- Payroll hackers have tricked HR platforms through ads to steal credentials and MFA codes.
- More than 200 platforms were attacked, affecting around half a million users.
- Telegram bots enabled real-time phishing, infrastructure spread across Kazakhstan, Vietnam and hidden domains
Experts have warned that fraudsters in the US have been spoofing payroll systems, credit unions and trading platforms to steal login details and multi-factor authentication (MFA) codes.
Cybersecurity researchers at Check Point named the perpetratorsPirate salary“which promotes fake salary and HR portals with paid ads on popular networks like Google or Bing.
When a victim employee searched for their preferred platform (instead of just typing the address into the address bar), they saw the fake website promoted at the top. Those who unknowingly clicked on the link and tried to log in actually gave their credentials to the attackers.
Come back stronger
Over time, the business targeted more than 200 platforms and attracted about half a million users, researchers say.
The campaign appeared inactive in late 2023, but returned in mid-2024 with updated phishing kits that could bypass two-factor authentication.

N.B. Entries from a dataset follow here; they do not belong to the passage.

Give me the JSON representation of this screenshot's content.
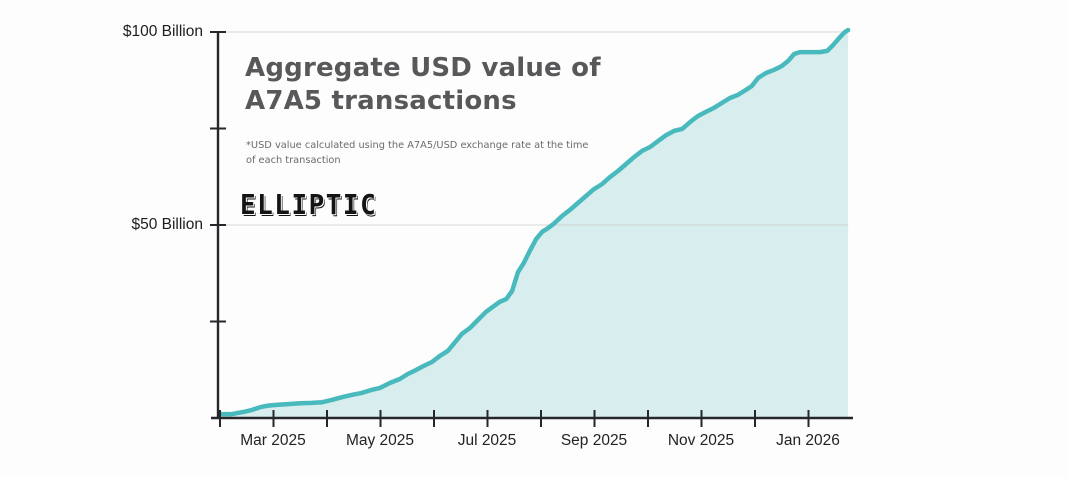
{
  "chart": {
    "title_line1": "Aggregate USD value of",
    "title_line2": "A7A5 transactions",
    "subtitle": "*USD value calculated using the A7A5/USD exchange rate at the time of each transaction",
    "logo_text": "ELLIPTIC"
  },
  "chart_data": {
    "type": "area",
    "title": "Aggregate USD value of A7A5 transactions",
    "footnote": "*USD value calculated using the A7A5/USD exchange rate at the time of each transaction",
    "unit": "USD Billion",
    "ylim": [
      0,
      100
    ],
    "grid_values": [
      50,
      100
    ],
    "y_axis_ticks": [
      25,
      50,
      75,
      100
    ],
    "y_labels": [
      {
        "value": 100,
        "text": "$100 Billion"
      },
      {
        "value": 50,
        "text": "$50 Billion"
      }
    ],
    "x_tick_count": 12,
    "x_labels": [
      {
        "t": 1,
        "text": "Mar 2025"
      },
      {
        "t": 3,
        "text": "May 2025"
      },
      {
        "t": 5,
        "text": "Jul 2025"
      },
      {
        "t": 7,
        "text": "Sep 2025"
      },
      {
        "t": 9,
        "text": "Nov 2025"
      },
      {
        "t": 11,
        "text": "Jan 2026"
      }
    ],
    "x_end_t": 11.74,
    "line_color": "#48b9bd",
    "fill_color": "#d8edee",
    "grid_color": "#c9c9c9",
    "axis_color": "#27272b",
    "monthly_values_billion": [
      {
        "month": "Feb 2025",
        "value": 1.0
      },
      {
        "month": "Mar 2025",
        "value": 3.4
      },
      {
        "month": "Apr 2025",
        "value": 4.3
      },
      {
        "month": "May 2025",
        "value": 7.8
      },
      {
        "month": "Jun 2025",
        "value": 15.0
      },
      {
        "month": "Jul 2025",
        "value": 27.5
      },
      {
        "month": "Aug 2025",
        "value": 48.1
      },
      {
        "month": "Sep 2025",
        "value": 59.3
      },
      {
        "month": "Oct 2025",
        "value": 70.2
      },
      {
        "month": "Nov 2025",
        "value": 78.8
      },
      {
        "month": "Dec 2025",
        "value": 86.0
      },
      {
        "month": "Jan 2026",
        "value": 94.8
      },
      {
        "month": "Feb 2026",
        "value": 100.5
      }
    ],
    "points": [
      [
        0,
        1.0
      ],
      [
        0.22,
        1.0
      ],
      [
        0.45,
        1.6
      ],
      [
        0.6,
        2.1
      ],
      [
        0.75,
        2.8
      ],
      [
        0.9,
        3.2
      ],
      [
        1.05,
        3.4
      ],
      [
        1.27,
        3.6
      ],
      [
        1.5,
        3.8
      ],
      [
        1.72,
        3.9
      ],
      [
        1.91,
        4.1
      ],
      [
        2.09,
        4.7
      ],
      [
        2.28,
        5.4
      ],
      [
        2.47,
        6.0
      ],
      [
        2.65,
        6.5
      ],
      [
        2.84,
        7.3
      ],
      [
        2.99,
        7.8
      ],
      [
        3.18,
        9.1
      ],
      [
        3.36,
        10.1
      ],
      [
        3.51,
        11.4
      ],
      [
        3.66,
        12.4
      ],
      [
        3.81,
        13.5
      ],
      [
        3.96,
        14.5
      ],
      [
        4.11,
        16.1
      ],
      [
        4.26,
        17.4
      ],
      [
        4.41,
        19.9
      ],
      [
        4.52,
        21.8
      ],
      [
        4.67,
        23.3
      ],
      [
        4.82,
        25.4
      ],
      [
        4.97,
        27.5
      ],
      [
        5.12,
        29.0
      ],
      [
        5.23,
        30.1
      ],
      [
        5.35,
        30.8
      ],
      [
        5.46,
        32.9
      ],
      [
        5.57,
        37.8
      ],
      [
        5.68,
        40.2
      ],
      [
        5.79,
        43.3
      ],
      [
        5.91,
        46.4
      ],
      [
        6.02,
        48.2
      ],
      [
        6.13,
        49.2
      ],
      [
        6.24,
        50.3
      ],
      [
        6.39,
        52.3
      ],
      [
        6.54,
        53.9
      ],
      [
        6.69,
        55.7
      ],
      [
        6.84,
        57.5
      ],
      [
        6.99,
        59.3
      ],
      [
        7.14,
        60.6
      ],
      [
        7.29,
        62.4
      ],
      [
        7.44,
        64.0
      ],
      [
        7.59,
        65.8
      ],
      [
        7.74,
        67.6
      ],
      [
        7.89,
        69.2
      ],
      [
        8.04,
        70.2
      ],
      [
        8.19,
        71.8
      ],
      [
        8.34,
        73.3
      ],
      [
        8.49,
        74.4
      ],
      [
        8.64,
        74.9
      ],
      [
        8.79,
        76.7
      ],
      [
        8.93,
        78.2
      ],
      [
        9.08,
        79.3
      ],
      [
        9.23,
        80.3
      ],
      [
        9.38,
        81.6
      ],
      [
        9.53,
        82.9
      ],
      [
        9.68,
        83.7
      ],
      [
        9.83,
        85.0
      ],
      [
        9.94,
        86.0
      ],
      [
        10.06,
        88.1
      ],
      [
        10.21,
        89.4
      ],
      [
        10.36,
        90.2
      ],
      [
        10.5,
        91.2
      ],
      [
        10.62,
        92.5
      ],
      [
        10.73,
        94.3
      ],
      [
        10.84,
        94.8
      ],
      [
        11.03,
        94.8
      ],
      [
        11.21,
        94.8
      ],
      [
        11.35,
        95.1
      ],
      [
        11.46,
        96.6
      ],
      [
        11.57,
        98.4
      ],
      [
        11.68,
        100.0
      ],
      [
        11.74,
        100.5
      ]
    ]
  }
}
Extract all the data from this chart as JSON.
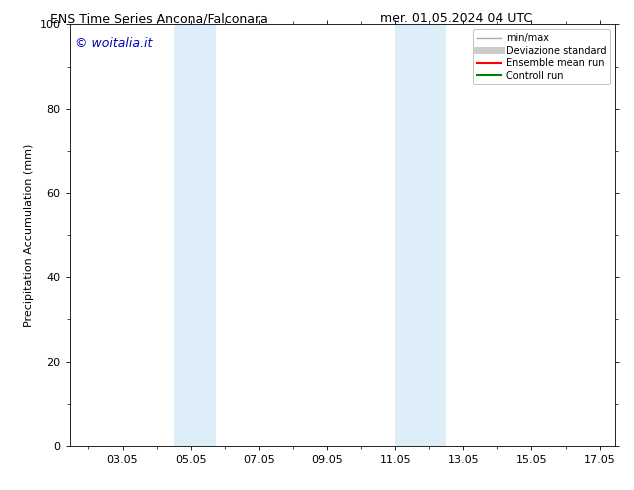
{
  "title_left": "ENS Time Series Ancona/Falconara",
  "title_right": "mer. 01.05.2024 04 UTC",
  "ylabel": "Precipitation Accumulation (mm)",
  "xlim": [
    1.5,
    17.5
  ],
  "ylim": [
    0,
    100
  ],
  "yticks": [
    0,
    20,
    40,
    60,
    80,
    100
  ],
  "xtick_positions": [
    3.05,
    5.05,
    7.05,
    9.05,
    11.05,
    13.05,
    15.05,
    17.05
  ],
  "xtick_labels": [
    "03.05",
    "05.05",
    "07.05",
    "09.05",
    "11.05",
    "13.05",
    "15.05",
    "17.05"
  ],
  "shaded_regions": [
    {
      "xmin": 4.55,
      "xmax": 5.8,
      "color": "#ddeef8"
    },
    {
      "xmin": 11.05,
      "xmax": 12.55,
      "color": "#ddeef8"
    }
  ],
  "watermark_text": "© woitalia.it",
  "watermark_color": "#0000bb",
  "legend_entries": [
    {
      "label": "min/max",
      "color": "#aaaaaa",
      "lw": 1.0
    },
    {
      "label": "Deviazione standard",
      "color": "#cccccc",
      "lw": 5
    },
    {
      "label": "Ensemble mean run",
      "color": "#ff0000",
      "lw": 1.5
    },
    {
      "label": "Controll run",
      "color": "#008000",
      "lw": 1.5
    }
  ],
  "bg_color": "#ffffff",
  "title_fontsize": 9,
  "tick_fontsize": 8,
  "ylabel_fontsize": 8,
  "watermark_fontsize": 9,
  "legend_fontsize": 7
}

The operators used Telegram bots to communicate with victims in real time and request unique codes and other security responses. The back of the kit has also been redesigned to hide data exfiltration paths, making it much more difficult to detect or dismantle the infrastructure.
Because the group runs two large infrastructure groups, Check Point assumed they were different campaigns.
One uses Google Ads and redirects to white pages located in Kazakhstan and Vietnam, while the other relies on Bing Ads and legacy domains filtered by cloaking services. However, further investigation revealed that it was all part of a single unified network. The data showed that at least four administrators managed Telegram channels linked to various destinations, such as payroll platforms, credit unions and health benefits portals.
They also discovered that one of the administrators posted a video from Odessa that concluded that at least one of the operators was based in Ukraine. Payroll hackers remain active, constantly refining their tactics and targeting anyone with an online paycheck, Check Point ultimately warned.